Pouca diferença.Produtos gourmet em supermercado tinham os mesmo ingredientes que os “normais. Crédito: Lincon Zarbietti/O Tempo |
Para especialista, indústria cria hierarquia para vender alimento tido como melhor por consumidor
Por Ludmila Pizarro - O Tempo - 21/5/2017
A decisão de pagar R$ 17 ou R$ 60 pelo quilo do café é do consumidor. O que está por trás dessa escolha foi o que instigou o economista Valter Palmieri Júnior a defender a ideia de que a gourmetização é um reflexo de como classes sociais diferentes relacionam-se com o consumo de alimentos. “A indústria alimentícia se apropria dos discursos alimentares relacionados à saúde, ou ao prazer, e cria uma diferenciação social, porque a classe mais pobre não tem acesso aos chamados ‘produtos gourmet’”, diz. Palmieri apresentou a tese de doutorado “A gourmetização em uma sociedade desigual: notas sobre a diferenciação do consumo de alimentos industrializados no Brasil”, em abril, na Universidade Estadual de Campinas (Unicamp).Para ele, essa diferenciação se dá pelo preço, que nem sempre representa um produto melhor. Ele adverte que muitas vezes o gourmet é uma estratégia de venda, com pouco investimento no produto. “A qualidade dos produtos alimentícios da indústria brasileira sempre foi baixa, com muito açúcar e gordura. O que a indústria faz é diminuir um pouco esses ingredientes e cobrar muito mais caro. Um investimento de até 10% em um produto permite que o fabricante cobre até o dobro do preço. O investimento, inclusive, pode ser apenas na embalagem”, avalia.
Mas o investimento no marketing, segundo ele, costuma ser três vezes maior.
Nas gôndolas, essa diferença é perceptível. O quilo do sal, ambos iodados, sem outra diferença, pode variar até 233% de um “comum” para um “premium”. De acordo com o local da compra, o quilo de farofa pode variar de R$ 19,66 a R$ 174. Isso com pouca variação entre ingredientes, mas a segunda vem em um pote de vidro, e a embalagem valoriza pontos como “sem glúten” e “sem lactose”, características comuns a qualquer farofa.
Uma gôndola de supermercado em BH trazia uma curiosa diferença. Salsicha com rótulo gourmet era 320% mais cara do que uma marca comum. A diferença de preço do quilo, de R$ 6,90 para R$ 29,90, não era justificada pelos ingredientes estampados nos rótulos, que eram os mesmos.

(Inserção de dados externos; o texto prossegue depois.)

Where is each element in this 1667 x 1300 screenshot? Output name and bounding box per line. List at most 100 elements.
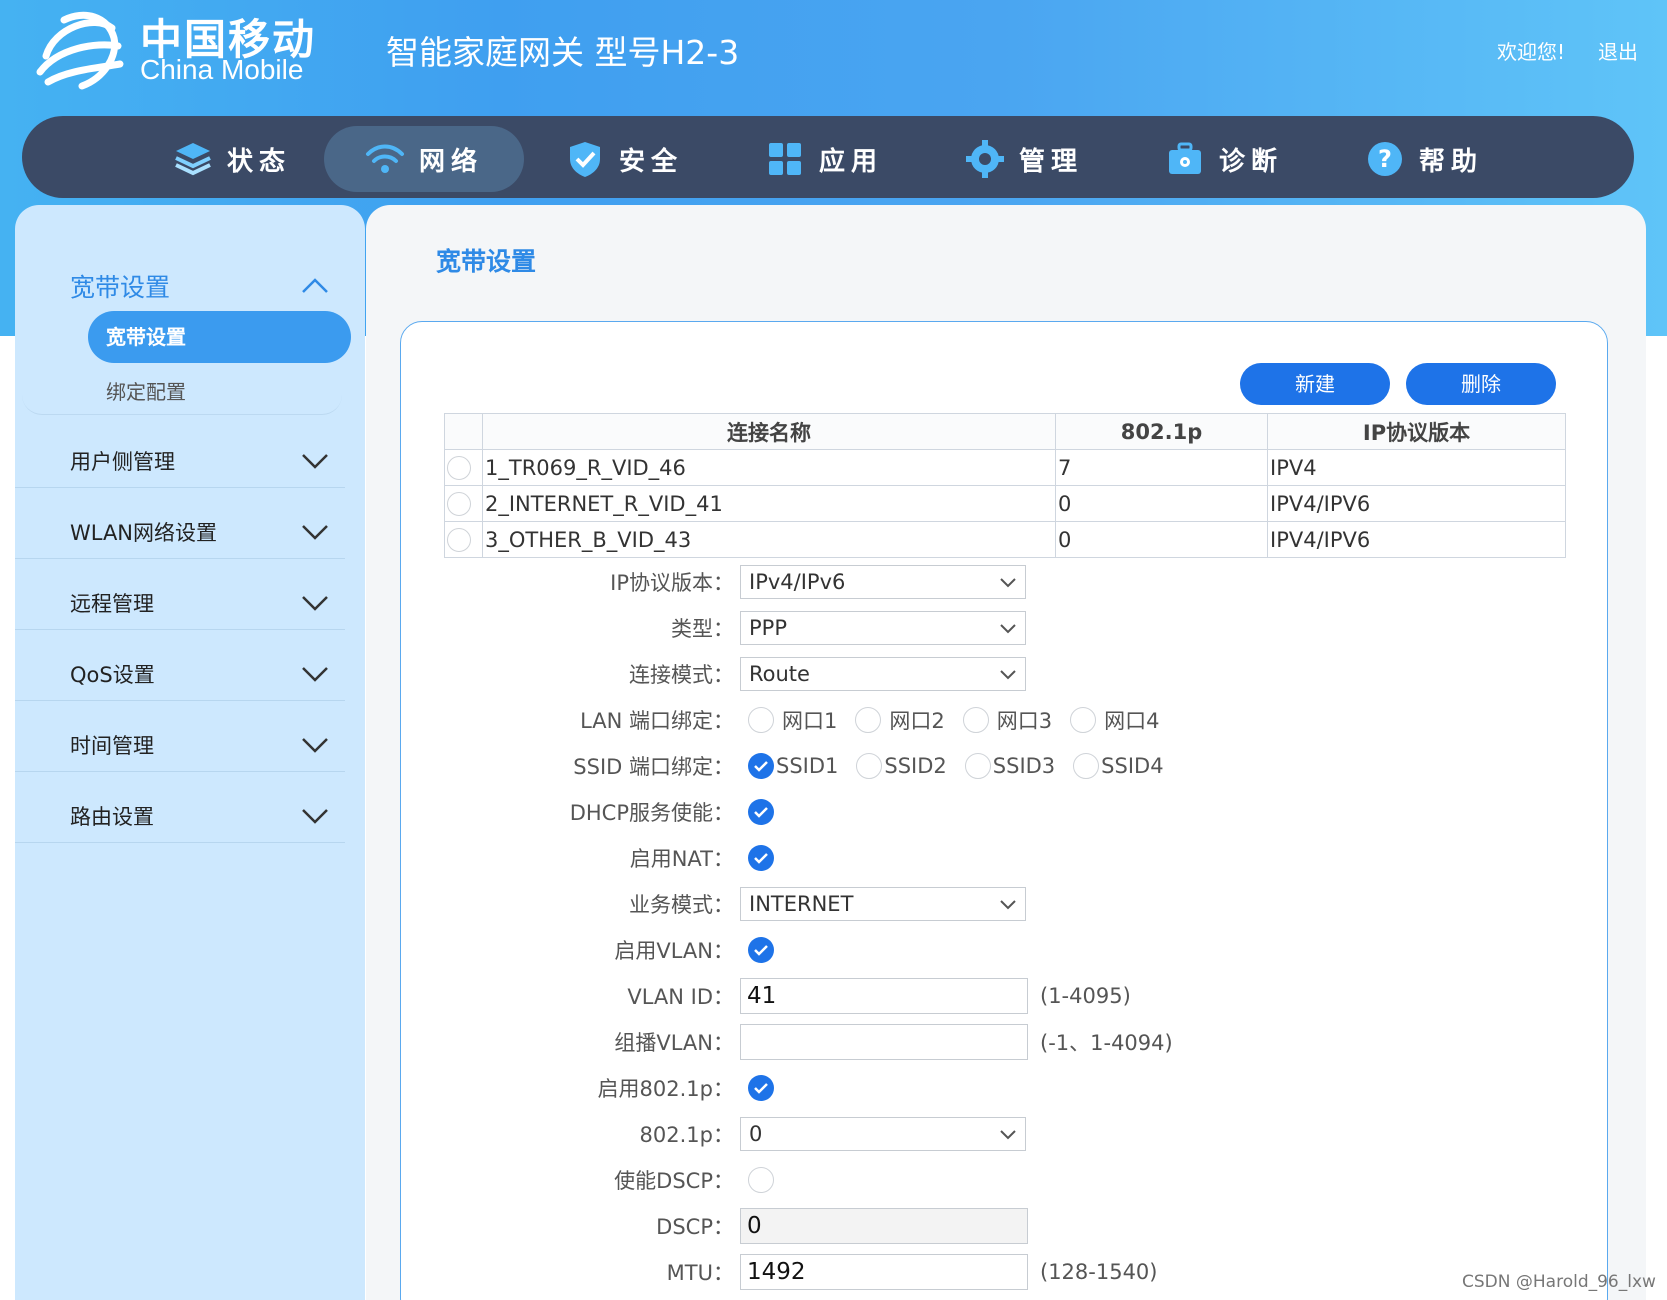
sidebar-group-wlan[interactable]: WLAN网络设置 — [70, 517, 330, 547]
cell-name: 1_TR069_R_VID_46 — [482, 449, 1056, 486]
nav-help[interactable]: ? 帮助 — [1324, 126, 1524, 192]
page-title: 宽带设置 — [436, 247, 537, 276]
vlan-id-input[interactable]: 41 — [740, 978, 1028, 1014]
sidebar-group-time[interactable]: 时间管理 — [70, 730, 330, 760]
ssid1-checkbox[interactable] — [748, 753, 774, 779]
nav-apps[interactable]: 应用 — [724, 126, 924, 192]
chevron-down-icon — [1000, 670, 1016, 680]
ssid4-checkbox[interactable] — [1073, 753, 1100, 779]
nav-management-label: 管理 — [1018, 146, 1083, 177]
chevron-down-icon — [1000, 578, 1016, 588]
mcast-vlan-input[interactable] — [740, 1024, 1028, 1060]
radio-icon[interactable] — [447, 492, 471, 516]
sidebar-group-user-side[interactable]: 用户侧管理 — [70, 446, 330, 476]
sidebar-divider — [15, 629, 345, 630]
nat-checkbox[interactable] — [748, 845, 774, 871]
sidebar-group-label: 路由设置 — [70, 805, 154, 829]
type-select[interactable]: PPP — [740, 611, 1026, 645]
cell-8021p: 0 — [1055, 485, 1268, 522]
ssid3-checkbox[interactable] — [964, 753, 991, 779]
sidebar-group-routing[interactable]: 路由设置 — [70, 801, 330, 831]
lan-bind-label: LAN 端口绑定： — [580, 709, 734, 733]
nav-diagnose[interactable]: 诊断 — [1124, 126, 1324, 192]
table-row[interactable]: 2_INTERNET_R_VID_41 0 IPV4/IPV6 — [444, 485, 1566, 522]
svg-text:?: ? — [1378, 145, 1392, 173]
vlan-id-label: VLAN ID： — [627, 985, 734, 1009]
sidebar-group-label: 用户侧管理 — [70, 450, 175, 474]
service-mode-select[interactable]: INTERNET — [740, 887, 1026, 921]
checkmark-icon — [754, 853, 768, 864]
p8021-enable-checkbox[interactable] — [748, 1075, 774, 1101]
form-row-conn-mode: 连接模式： Route — [500, 657, 1026, 691]
dscp-enable-checkbox[interactable] — [748, 1167, 774, 1193]
form-row-vlan-id: VLAN ID： 41 (1-4095) — [500, 978, 1131, 1014]
logout-link[interactable]: 退出 — [1598, 36, 1638, 65]
dhcp-checkbox[interactable] — [748, 799, 774, 825]
connection-table: 连接名称 802.1p IP协议版本 1_TR069_R_VID_46 7 IP… — [444, 413, 1566, 558]
checkmark-icon — [754, 1083, 768, 1094]
sidebar-divider — [15, 487, 345, 488]
lan1-checkbox[interactable] — [748, 707, 774, 733]
row-select-radio[interactable] — [444, 449, 483, 486]
form-row-8021p: 802.1p： 0 — [500, 1117, 1026, 1151]
sidebar-item-binding-config[interactable]: 绑定配置 — [106, 376, 186, 405]
radio-icon[interactable] — [447, 528, 471, 552]
mcast-vlan-label: 组播VLAN： — [614, 1031, 734, 1055]
ssid1-label: SSID1 — [776, 754, 839, 778]
form-row-mtu: MTU： 1492 (128-1540) — [500, 1254, 1158, 1290]
lan4-checkbox[interactable] — [1070, 707, 1097, 733]
ip-version-select[interactable]: IPv4/IPv6 — [740, 565, 1026, 599]
new-button[interactable]: 新建 — [1240, 363, 1390, 405]
main-nav: 状态 网络 安全 应用 管理 诊断 ? 帮助 — [22, 116, 1634, 198]
chevron-up-icon — [302, 278, 328, 293]
vlan-enable-checkbox[interactable] — [748, 937, 774, 963]
table-row[interactable]: 3_OTHER_B_VID_43 0 IPV4/IPV6 — [444, 521, 1566, 558]
row-select-radio[interactable] — [444, 485, 483, 522]
dscp-input[interactable]: 0 — [740, 1208, 1028, 1244]
conn-mode-value: Route — [749, 662, 810, 686]
radio-icon[interactable] — [447, 456, 471, 480]
nav-management[interactable]: 管理 — [924, 126, 1124, 192]
table-row[interactable]: 1_TR069_R_VID_46 7 IPV4 — [444, 449, 1566, 486]
layers-icon — [173, 139, 213, 179]
sidebar-group-label: QoS设置 — [70, 663, 155, 687]
product-title: 智能家庭网关 型号H2-3 — [386, 33, 740, 72]
type-label: 类型： — [671, 617, 734, 641]
sidebar-group-remote[interactable]: 远程管理 — [70, 588, 330, 618]
ssid2-checkbox[interactable] — [856, 753, 883, 779]
shield-icon — [565, 139, 605, 179]
sidebar-group-label: WLAN网络设置 — [70, 521, 218, 545]
chevron-down-icon — [302, 809, 328, 824]
lan3-label: 网口3 — [996, 709, 1053, 733]
cell-ip-version: IPV4/IPV6 — [1267, 521, 1566, 558]
sidebar-group-qos[interactable]: QoS设置 — [70, 659, 330, 689]
nav-status-label: 状态 — [226, 146, 291, 177]
chevron-down-icon — [1000, 1130, 1016, 1140]
chevron-down-icon — [302, 667, 328, 682]
nav-network-label: 网络 — [418, 146, 483, 177]
sidebar-group-broadband[interactable]: 宽带设置 — [70, 268, 330, 304]
row-select-radio[interactable] — [444, 521, 483, 558]
form-row-dscp-enable: 使能DSCP： — [500, 1163, 774, 1197]
sidebar-item-broadband-settings[interactable]: 宽带设置 — [88, 311, 351, 363]
dscp-enable-label: 使能DSCP： — [614, 1169, 734, 1193]
nav-security[interactable]: 安全 — [524, 126, 724, 192]
checkmark-icon — [754, 761, 768, 772]
toolbox-icon — [1165, 139, 1205, 179]
lan2-checkbox[interactable] — [855, 707, 882, 733]
nav-status[interactable]: 状态 — [132, 126, 332, 192]
p8021-select[interactable]: 0 — [740, 1117, 1026, 1151]
ssid4-label: SSID4 — [1101, 754, 1164, 778]
mtu-label: MTU： — [666, 1261, 734, 1285]
nav-network[interactable]: 网络 — [324, 126, 524, 192]
form-row-dhcp: DHCP服务使能： — [500, 795, 774, 829]
cell-name: 2_INTERNET_R_VID_41 — [482, 485, 1056, 522]
lan1-label: 网口1 — [782, 709, 838, 733]
conn-mode-select[interactable]: Route — [740, 657, 1026, 691]
lan3-checkbox[interactable] — [962, 707, 989, 733]
table-header-name: 连接名称 — [482, 413, 1056, 450]
mtu-input[interactable]: 1492 — [740, 1254, 1028, 1290]
grid-icon — [765, 139, 805, 179]
nav-help-label: 帮助 — [1418, 146, 1483, 177]
delete-button[interactable]: 删除 — [1406, 363, 1556, 405]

Os consumidores, porém, acreditam que adquirir um produto gourmet é garantia de qualidade. “O produto gourmet tem uma qualidade maior, por isso não me incomodo de pagar um pouco mais”, conta a empresária Ana Carolina Cançado de Andrade, 23. “Quando tem uma alternativa diferenciada, premium, opto por ela pela qualidade superior”, afirma o médico Custódio Aleixo, 65.
Outro lado: Moradia impacta consumo Para a pesquisadora Ana Clara Duran, da Faculdade de Saúde Pública da USP, a distância de centros comerciais dificulta que moradores de periferias tenham acesso a produtos nutritivos. “Ouve-se muito que as pessoas em regiões mais afastadas da cidade e do país estão aumentando o consumo de comida processada, mas primeiro precisamos analisar a logística de distribuição para esses lugares, como está e se está chegando alimento fresco”, diz.
O preço de hortaliças e frutas também impacta a escolha. Para ela, o problema não passa só pela reeducação alimentar.
Pessoal, o que essa notícia pode nos ajudar a entender sobre Classe Social e Consumo?